Spinocerebellar ataxia type 7 (SCA7), a neurodegenerative disease characterized by cerebellar ataxia and retinal degeneration, is caused by a CAG repeat expansion in the ATXN7 gene coding region. Disease onset and progression are highly variable between patients, thus identification of specific/sensitive biomarkers that can improve the monitoring of disease progression is an immediate need. Because altered expression of circulating microRNAs (miRNAs) has been shown in various neurological diseases, they could be useful biomarkers for SCA7. In this study, we showed, to our knowledge for the first time, the expression profile of circulating miRNAs in SCA7. Using the TaqMan profiling low density array (TLDA), we found 71 differentially expressed miRNAs in the plasma of SCA7 patients, compared with healthy controls. The reliability of TLDA data was validated independently by quantitative real-time polymerase chain reaction in an independent cohort of patients and controls. We identified four validated miRNAs that possesses the diagnostic value to discriminate between healthy controls and patients (hsa-let-7a-5p, hsa-let7e-5p, hsa-miR-18a-5p, and hsa-miR-30b-5p). The target genes of these four miRNAs were significantly enriched in cellular processes that are relevant to central nervous system function, including Fas-mediated cell-death, heparansulfate biosynthesis, and soluble-N-ethylmaleimide-sensitive factor activating protein receptor pathways. Finally, we identify a signature of four miRNAs associated with disease severity that discriminate between early onset and adult onset, highlighting their potential utility to surveillance disease progression. In summary, circulating miRNAs might provide accessible biomarkers for disease stage and progression and help to identify novel cellular processes involved in SCA7.

Keywords

miRNAs Spinocerebellar ataxia type 7 Plasma biomarker PolyQ disease 

Notes

Acknowledgments

The authors thank Emilio Martínez and Nelson Pérez for their contribution to this study. Our paper is dedicated to the patients and the members of SCA-affected families.

Author Contributions

The reported work was performed with collaboration between all co-authors:

Conceptual design: JJM and BC.

Experimental execution: VBC and CVV.

Data acquisition: VBC and CVV.

Data analysis: SRC, AHM, VBC, CVV, JJM, and BC.
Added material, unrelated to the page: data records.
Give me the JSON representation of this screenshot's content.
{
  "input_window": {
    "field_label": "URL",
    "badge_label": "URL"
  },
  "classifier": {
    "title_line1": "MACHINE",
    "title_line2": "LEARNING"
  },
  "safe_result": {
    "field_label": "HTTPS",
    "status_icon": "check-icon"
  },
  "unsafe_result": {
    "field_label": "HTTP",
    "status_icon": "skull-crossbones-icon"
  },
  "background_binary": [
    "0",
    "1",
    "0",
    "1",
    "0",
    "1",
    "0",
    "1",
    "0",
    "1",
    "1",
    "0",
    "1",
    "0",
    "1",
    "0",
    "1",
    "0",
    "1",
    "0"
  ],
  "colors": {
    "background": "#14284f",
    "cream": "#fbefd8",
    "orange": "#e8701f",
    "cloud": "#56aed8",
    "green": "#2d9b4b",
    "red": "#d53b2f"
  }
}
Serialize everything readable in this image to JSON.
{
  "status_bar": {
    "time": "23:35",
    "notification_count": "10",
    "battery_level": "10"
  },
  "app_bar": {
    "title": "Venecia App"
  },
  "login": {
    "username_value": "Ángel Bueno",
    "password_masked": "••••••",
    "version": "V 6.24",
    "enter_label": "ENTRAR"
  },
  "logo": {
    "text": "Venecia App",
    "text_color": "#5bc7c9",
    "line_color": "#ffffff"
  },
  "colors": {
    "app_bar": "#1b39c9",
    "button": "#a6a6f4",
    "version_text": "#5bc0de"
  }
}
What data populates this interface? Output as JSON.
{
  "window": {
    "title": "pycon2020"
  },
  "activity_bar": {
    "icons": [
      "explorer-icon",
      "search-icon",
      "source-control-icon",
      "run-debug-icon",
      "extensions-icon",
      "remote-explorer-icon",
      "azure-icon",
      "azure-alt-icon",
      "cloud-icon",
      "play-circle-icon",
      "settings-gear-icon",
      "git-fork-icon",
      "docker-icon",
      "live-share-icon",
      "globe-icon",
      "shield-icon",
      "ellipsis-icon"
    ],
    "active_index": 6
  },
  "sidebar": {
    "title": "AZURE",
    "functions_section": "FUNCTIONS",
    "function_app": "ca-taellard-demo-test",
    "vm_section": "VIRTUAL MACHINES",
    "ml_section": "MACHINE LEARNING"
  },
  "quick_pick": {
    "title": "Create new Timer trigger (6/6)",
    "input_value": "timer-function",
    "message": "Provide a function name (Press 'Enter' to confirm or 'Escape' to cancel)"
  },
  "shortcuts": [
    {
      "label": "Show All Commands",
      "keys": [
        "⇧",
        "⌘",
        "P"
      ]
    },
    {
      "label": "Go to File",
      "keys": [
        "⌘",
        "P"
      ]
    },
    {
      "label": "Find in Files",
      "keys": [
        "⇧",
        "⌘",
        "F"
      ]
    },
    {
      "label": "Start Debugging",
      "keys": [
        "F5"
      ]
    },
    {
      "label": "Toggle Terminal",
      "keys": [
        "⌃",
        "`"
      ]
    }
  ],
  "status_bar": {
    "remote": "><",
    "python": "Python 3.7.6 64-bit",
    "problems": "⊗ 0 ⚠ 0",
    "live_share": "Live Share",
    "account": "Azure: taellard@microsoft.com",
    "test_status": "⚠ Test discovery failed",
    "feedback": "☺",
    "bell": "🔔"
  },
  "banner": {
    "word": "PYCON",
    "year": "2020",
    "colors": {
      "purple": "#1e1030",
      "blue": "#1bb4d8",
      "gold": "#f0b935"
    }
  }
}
Molecular diagnosis of patients: YTG.

Technical Support: YTG, SRC, CCZ, and OHH.

Management and clinical evaluation of patients: CCZ and OHH.

Manuscript preparation and approval: JJM, BC, VBC, and SRC.

Funding Information

This work was supported by the CONACyT grant (grant number 258043) to JJM. CV-V was a recipient of Doctoral fellowship under CONACyT grant (263396).

Compliance with Ethical Standards

Conflict of Interest

The authors declare that there are no conflicts of interest.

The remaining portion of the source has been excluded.